Another test for convergence

Have you noticed there is a problem at ##x=1##? Also, for what it's worth,$$
\int \frac 1 u\, du = \ln|u| + C$$which works when the argument is negative.

 

For one thing, the integrand is singular at x=1. You don't want to integrate directly from 0 to 2. That's dangerous. Try the integral from 0 to 1 first. And for another, you can take the integral of 1/(1-x) to be -log(|1-x|). Note the absolute value.

 

Don't do that. Just work on the interval [0,1) first. If it doesn't converge, then the whole integral can't converge.

 

Consider when x→1-. So you have the possibility of all values less than one being considered here, including the negative ones.

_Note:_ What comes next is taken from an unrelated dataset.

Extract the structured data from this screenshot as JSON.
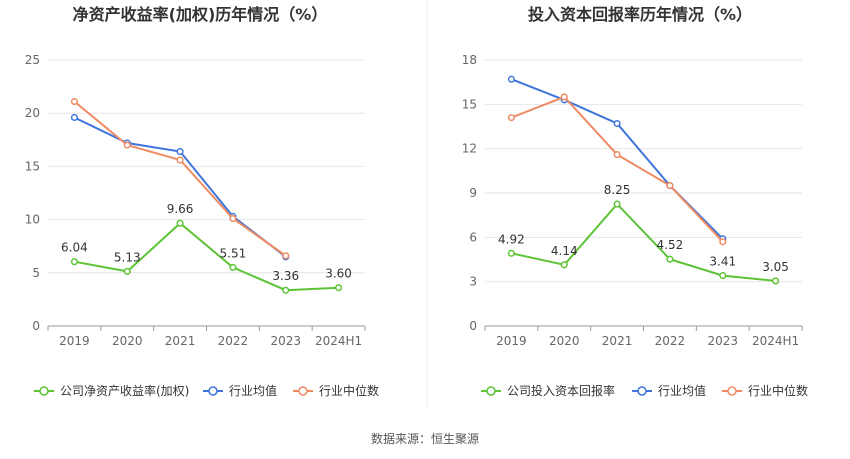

As for x→1+, note that ln|-x| = ln(x). You can apply the abs before taking the ln I believe.

 

Both limits are negative infinity. That's what's confusing Bipolarity. The difference is quite undefined.

 

I was just stating that they could be computed :P, but yeah what you said would actually help him get the answer he wants.

 

The difference of the two terms can't be computed. You are clear on that, right?

 

Almost. The form (+infinity)-(+infinity) is not defined. On the other hand you can define (+infinity)+(+infinity) to be +infinity. So you can define (+infinity)-(-infinity) to be +infinity. Do you see how that applies to your example when you have the other sign on the infinite limits?